Is it legal to implement inheritance in C by casti

2019-02-10 23:33发布

问题:

Now I know I can implement inheritance by casting the pointer to a struct to the type of the first member of this struct.

However, purely as a learning experience, I started wondering whether it is possible to implement inheritance in a slightly different way.

Is this code legal?

#include <stdio.h>
#include <stdlib.h>

struct base
{
    double some;
    char space_for_subclasses[];
};

struct derived
{
    double some;
    int value;
};

int main(void) {
    struct base *b = malloc(sizeof(struct derived));
    b->some = 123.456;
    struct derived *d = (struct derived*)(b);
    d->value = 4;
    struct base *bb = (struct base*)(d);
    printf("%f\t%f\t%d\n", d->some, bb->some, d->value);
    return 0;
}

This code seems to produce desired results , but as we know this is far from proving it is not UB.

The reason I suspect that such a code might be legal is that I can not see any alignment issues that could arise here. But of course this is far from knowing no such issues arise and even if there are indeed no alignment issues the code might still be UB for any other reason.

  • Is the above code valid?
  • If it's not, is there any way to make it valid?
  • Is char space_for_subclasses[]; necessary? Having removed this line the code still seems to be behaving itself

回答1:

This is more-or-less the same poor man's inheritance used by struct sockaddr, and it is not reliable with the current generation of compilers. The easiest way to demonstrate a problem is like this:

#include <stddef.h>
#include <stdio.h>
#include <stdlib.h>

struct base
{
    double some;
    char space_for_subclasses[];
};
struct derived
{
    double some;
    int value;
};

double test(struct base *a, struct derived *b)
{
    a->some = 1.0;
    b->some = 2.0;
    return a->some;
}

int main(void)
{
    void *block = malloc(sizeof(struct derived));
    if (!block) {
        perror("malloc");
        return 1;
    }
    double x = test(block, block);
    printf("x=%g some=%g\n", x, *(double *)block);
    return 0;
}

If a->some and b->some were allowed by the letter of the standard to be the same object, this program would be required to print x=2.0 some=2.0, but with some compilers and under some conditions (it won't happen at all optimization levels, and you may have to move test to its own file) it will print x=1.0 some=2.0 instead.

Whether the letter of the standard does allow a->some and b->some to be the same object is disputed. See http://blog.regehr.org/archives/1466 and the paper it links to.



回答2:

As I read the standard, chapter §6.2.6.1/P5,

Certain object representations need not represent a value of the object type. If the stored value of an object has such a representation and is read by an lvalue expression that does not have character type, the behavior is undefined. [...]

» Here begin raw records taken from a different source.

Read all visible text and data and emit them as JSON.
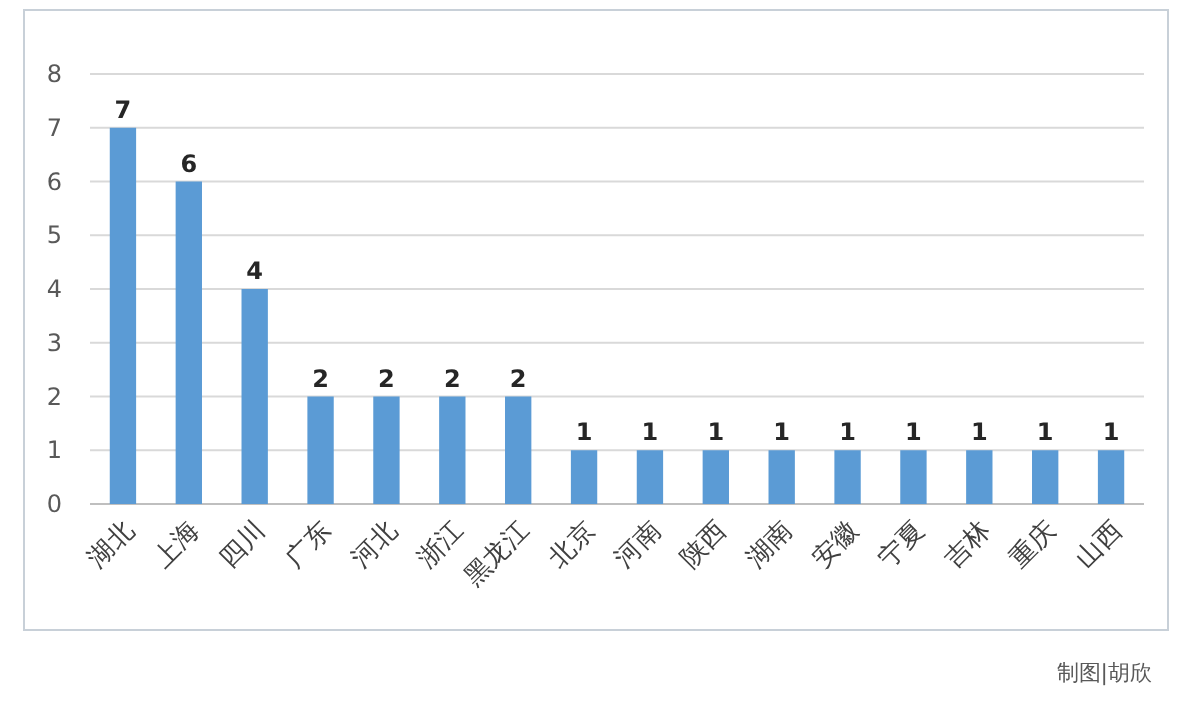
{
  "chart_data": {
    "type": "bar",
    "categories": [
      "湖北",
      "上海",
      "四川",
      "广东",
      "河北",
      "浙江",
      "黑龙江",
      "北京",
      "河南",
      "陕西",
      "湖南",
      "安徽",
      "宁夏",
      "吉林",
      "重庆",
      "山西"
    ],
    "values": [
      7,
      6,
      4,
      2,
      2,
      2,
      2,
      1,
      1,
      1,
      1,
      1,
      1,
      1,
      1,
      1
    ],
    "color": "#5b9bd5",
    "ylim": [
      0,
      8
    ],
    "yticks": [
      0,
      1,
      2,
      3,
      4,
      5,
      6,
      7,
      8
    ],
    "grid": "y",
    "data_labels": true,
    "annotations": [
      "制图|胡欣"
    ]
  }
}
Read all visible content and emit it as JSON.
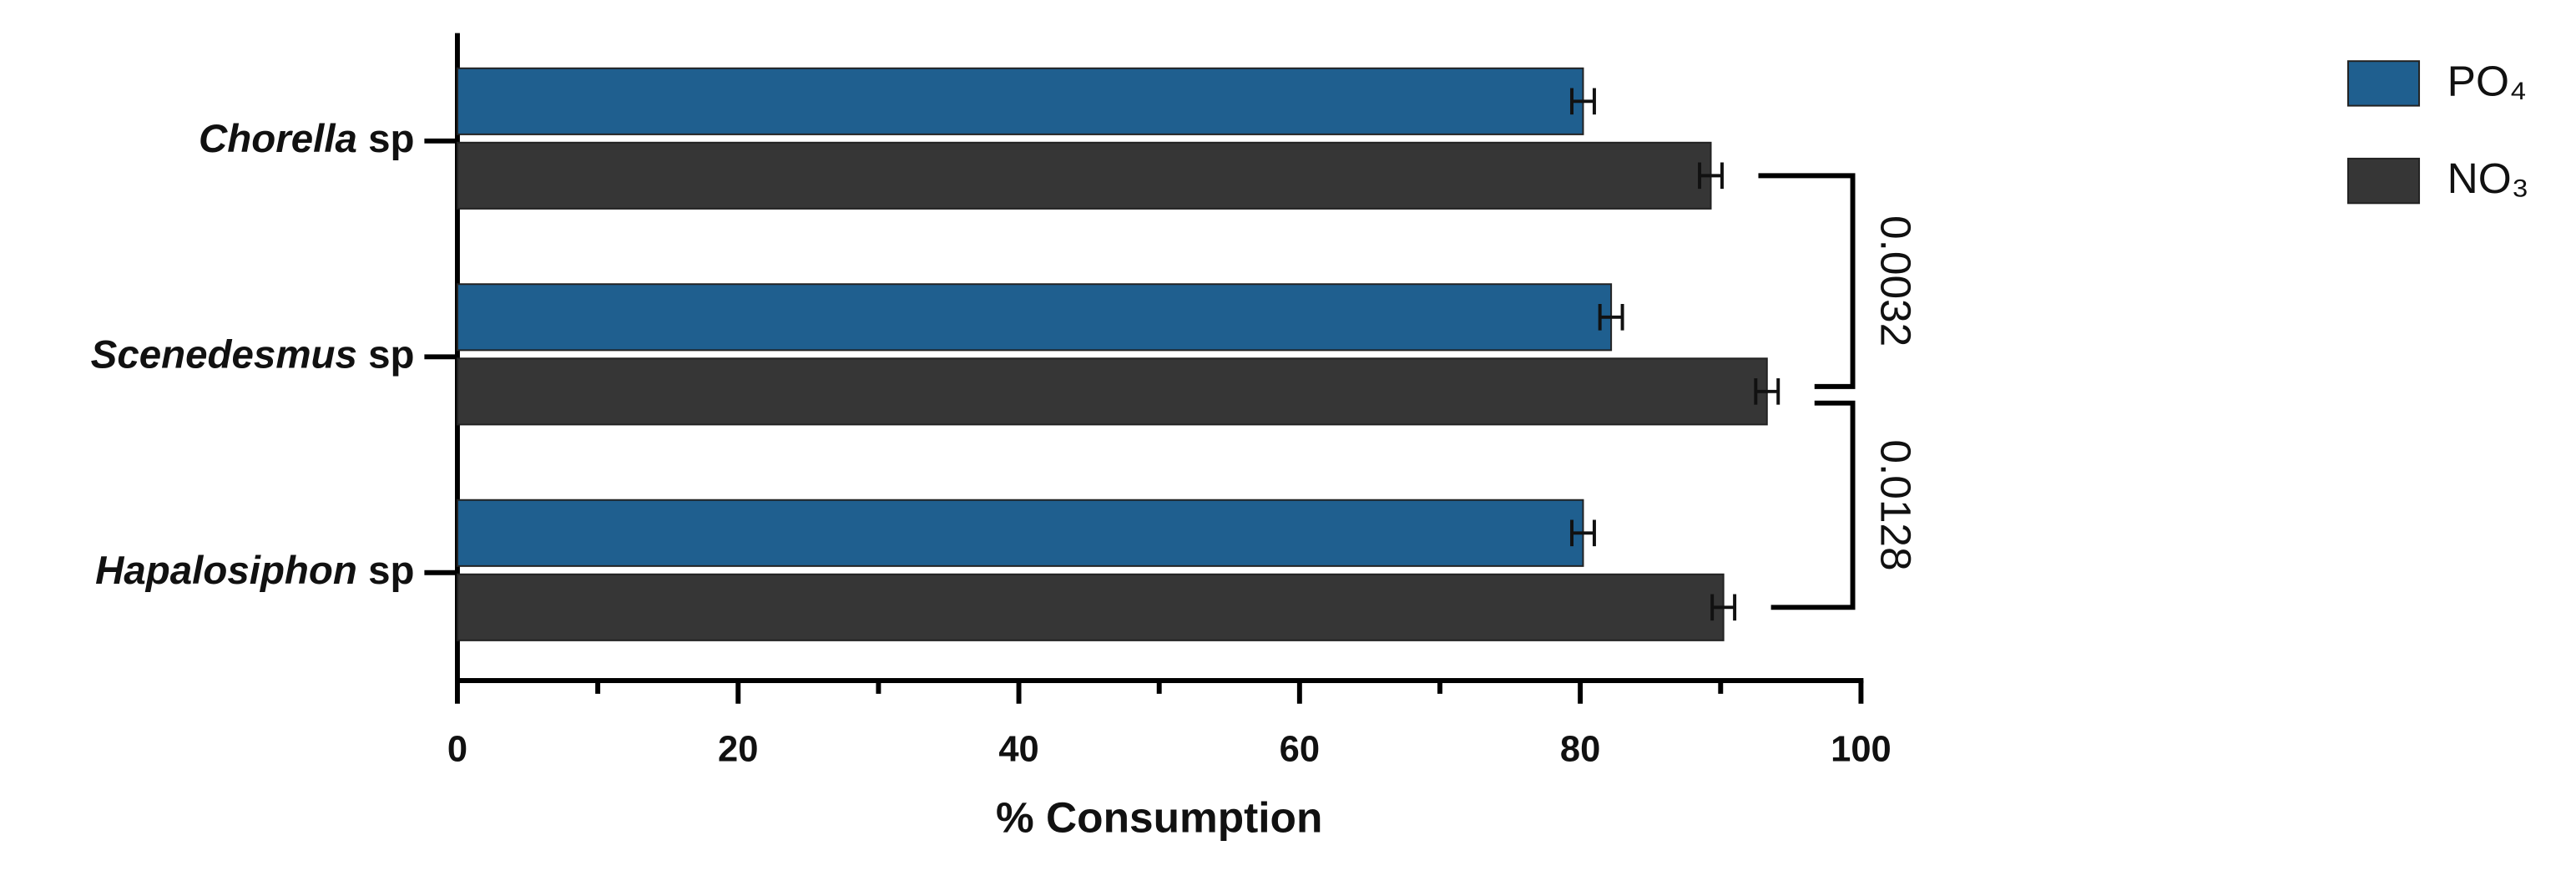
{
  "chart_data": {
    "type": "hbar",
    "categories": [
      "Chorella sp",
      "Scenedesmus sp",
      "Hapalosiphon sp"
    ],
    "series": [
      {
        "name": "PO₄",
        "color": "#1f5f8f",
        "values": [
          80.2,
          82.2,
          80.2
        ],
        "errors": [
          0.8,
          0.8,
          0.8
        ]
      },
      {
        "name": "NO₃",
        "color": "#363636",
        "values": [
          89.3,
          93.3,
          90.2
        ],
        "errors": [
          0.8,
          0.8,
          0.8
        ]
      }
    ],
    "xlabel": "% Consumption",
    "xlim": [
      0,
      100
    ],
    "xticks": [
      0,
      20,
      40,
      60,
      80,
      100
    ],
    "xminorticks": [
      10,
      30,
      50,
      70,
      90
    ],
    "significance": [
      "0.0032",
      "0.0128"
    ],
    "legend": "top-right"
  }
}
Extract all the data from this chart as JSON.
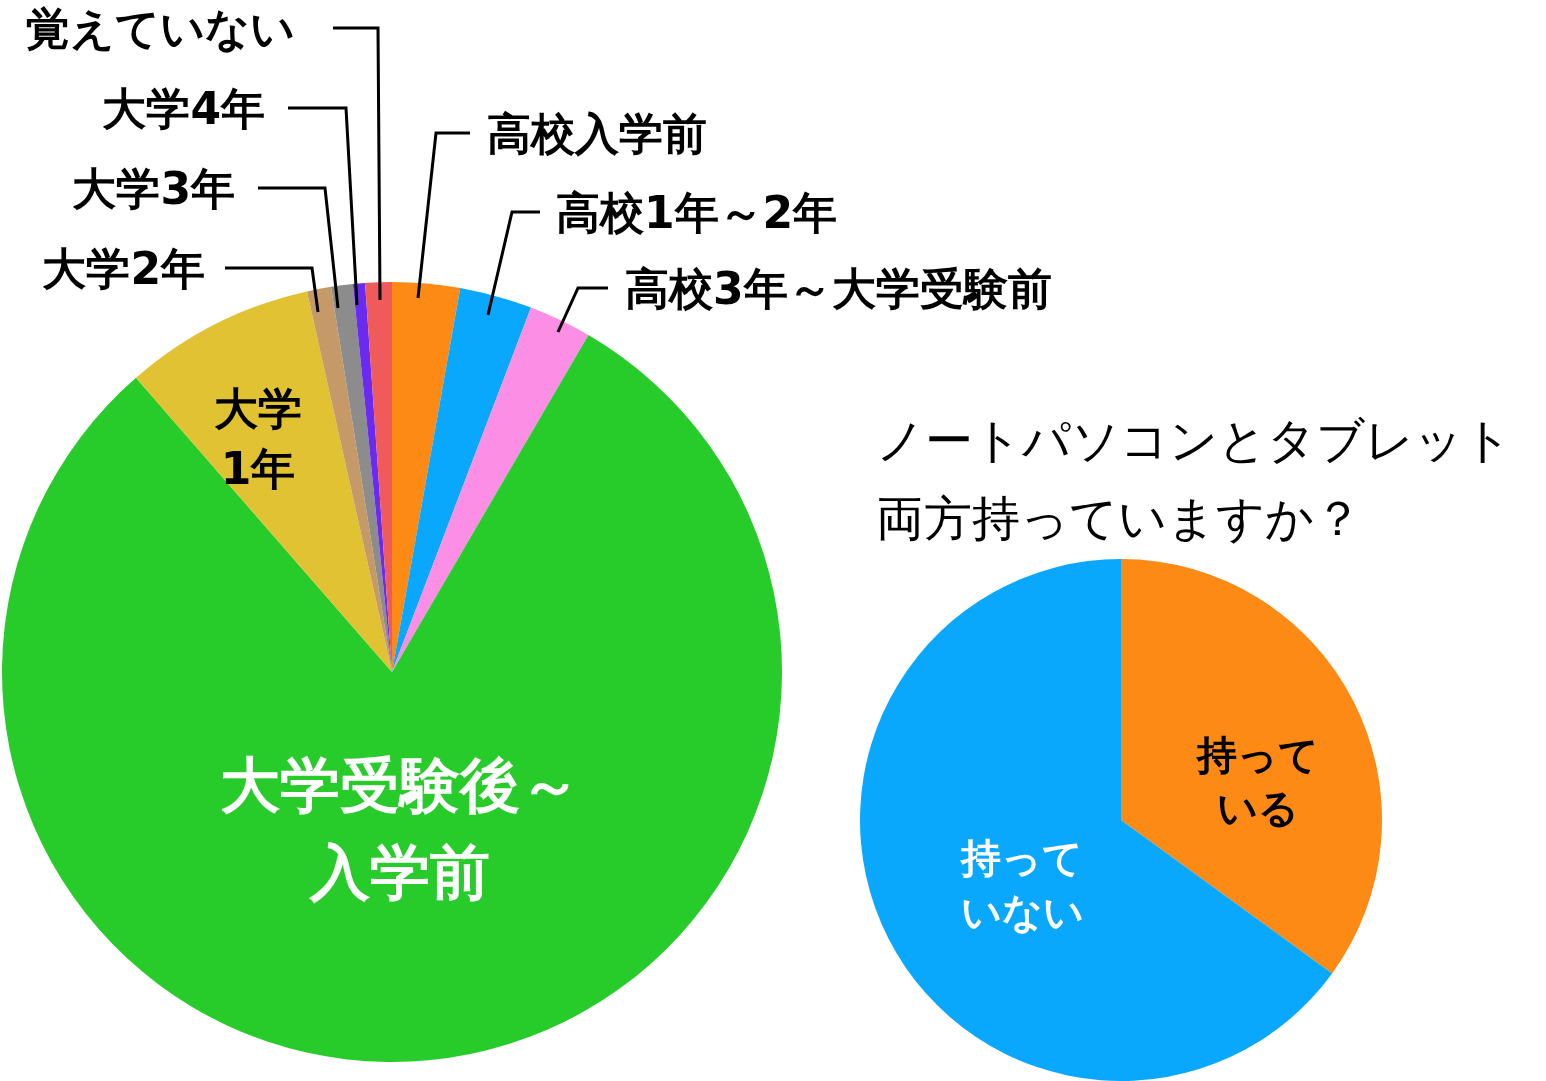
{
  "chart_data": [
    {
      "type": "pie",
      "categories": [
        "高校入学前",
        "高校1年～2年",
        "高校3年～大学受験前",
        "大学受験後～入学前",
        "大学1年",
        "大学2年",
        "大学3年",
        "大学4年",
        "覚えていない"
      ],
      "values": [
        2.8,
        3.0,
        2.6,
        80.2,
        7.9,
        1.0,
        0.9,
        0.5,
        1.1
      ],
      "colors": [
        "#fd8a15",
        "#0aa8fd",
        "#fd8ee6",
        "#27cc2a",
        "#e1c232",
        "#c69a68",
        "#8c8c8c",
        "#6b2af0",
        "#ef5a5a"
      ]
    },
    {
      "type": "pie",
      "title": "ノートパソコンとタブレット両方持っていますか？",
      "categories": [
        "持っている",
        "持っていない"
      ],
      "values": [
        35,
        65
      ],
      "colors": [
        "#fd8a15",
        "#0aa8fd"
      ]
    }
  ]
}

So, as long as space_for_subclasses is a char (array-decays-to-pointer) member and you use it to read the value, you should be OK.


That said, to answer

Is char space_for_subclasses[]; necessary?

Yes, it is.

Quoting §6.7.2.1/P18,

As a special case, the last element of a structure with more than one named member may have an incomplete array type; this is called a flexible array member. In most situations, the flexible array member is ignored. In particular, the size of the structure is as if the flexible array member were omitted except that it may have more trailing padding than the omission would imply. However, when a . (or ->) operator has a left operand that is (a pointer to) a structure with a flexible array member and the right operand names that member, it behaves as if that member were replaced with the longest array (with the same element type) that would not make the structure larger than the object being accessed; the offset of the array shall remain that of the flexible array member, even if this would differ from that of the replacement array. If this array would have no elements, it behaves as if it had one element but the behavior is undefined if any attempt is made to access that element or to generate a pointer one past it.

Remove that and you'd be accessing invalid memory, causing undefined behavior. However, in your case (the second snippet), you're not accessing value anyway, so that is not going to be an issue here.